監督は人差し指を立て、自身の瞳を指した。
「彼は“目”がいい。動体視力、視野の広さ、そして生来の真面目さ。努力と吸収力が合わさって、驚異的なスピードで実力をつけていった。そして……」
―――そして?
「歴代ナンバーワンの“負けず嫌い”でしたよ」
◇◇◇◇◇◇◇◇◇◇
―――走力と体力は平均以下。けど、上級生にはサイズのある選手が揃ってるな。ハンドリングも悪くない。となると……ビッグマン起点のポストプレイ。それにディフェンスが寄った瞬間、他の四人がカットで合わせる……か。

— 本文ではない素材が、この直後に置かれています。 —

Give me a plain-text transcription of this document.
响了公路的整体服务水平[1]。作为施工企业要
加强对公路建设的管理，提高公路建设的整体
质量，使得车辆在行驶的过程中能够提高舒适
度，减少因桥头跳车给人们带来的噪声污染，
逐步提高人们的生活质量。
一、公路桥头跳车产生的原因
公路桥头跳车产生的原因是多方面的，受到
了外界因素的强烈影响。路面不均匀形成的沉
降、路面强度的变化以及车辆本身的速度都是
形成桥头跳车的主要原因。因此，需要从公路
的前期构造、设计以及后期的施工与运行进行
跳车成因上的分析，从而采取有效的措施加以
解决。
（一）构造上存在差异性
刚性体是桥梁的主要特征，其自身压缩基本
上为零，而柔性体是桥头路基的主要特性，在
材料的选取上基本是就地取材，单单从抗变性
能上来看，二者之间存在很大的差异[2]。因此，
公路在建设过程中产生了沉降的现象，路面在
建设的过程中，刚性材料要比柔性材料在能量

藤真は入団初日から、冷静にチームを分析していた。ミニバスでは高速展開の「ファーストブレイク」や「アーリーオフェンス」が基本。
だが――
―――“速さ”だけがバスケじゃない。
あえてペースを落とし、ショットクロックを最大限使う“ディレイオフェンス”も十分に武器になりうる。ゆっくり攻めると見せかけて、ロングパスから一気に速攻へ切り替える。ハンドオフから攻めるふりをして、逆サイドのバックドアで刺す。
ミニバスだろうがNBAだろうが、バスケは“騙し合い”。頭を使わなければ勝てない。
―――それにしても、ビッグマンにも外のスキルは必須だ。現代NBAの“ポイントセンター”、ヨキッチみたいに。
“30−20−20”という前代未聞のトリプルダブルを残した、デンバー・ナゲッツの象徴。センターを起点としたハーフコートオフェンス――やれるところは確実にチームに取り入れたい。
……が。
―――いきなり新入りが言ったって、ただの“出しゃばり”だよな。
社会人時代、会社を良くしたくて提案した改革案はお局様に潰され、「今までの企業の努力を否定してる」とまで言われた。あの苦い記憶が胸に蘇り、思わず唾を飲み込む。
―――焦りは禁物だ。正しいことでも、言うタイミングを間違えると……全て壊れる。
まずはチームに馴染む。認められる存在になる。それからでいい。
藤真は静かに息を吐き、ひとつの言葉を思い出した。
―――『あなたが転んだことに関心はない。そこから立ち上がることに関心があるのだ』
アメリカ合衆国第16代大統領、リンカーンの言葉。
過去の自分の失敗。未来の自分への約束。そして――新しい“藤真健司”としての第一歩が、ここから始まる。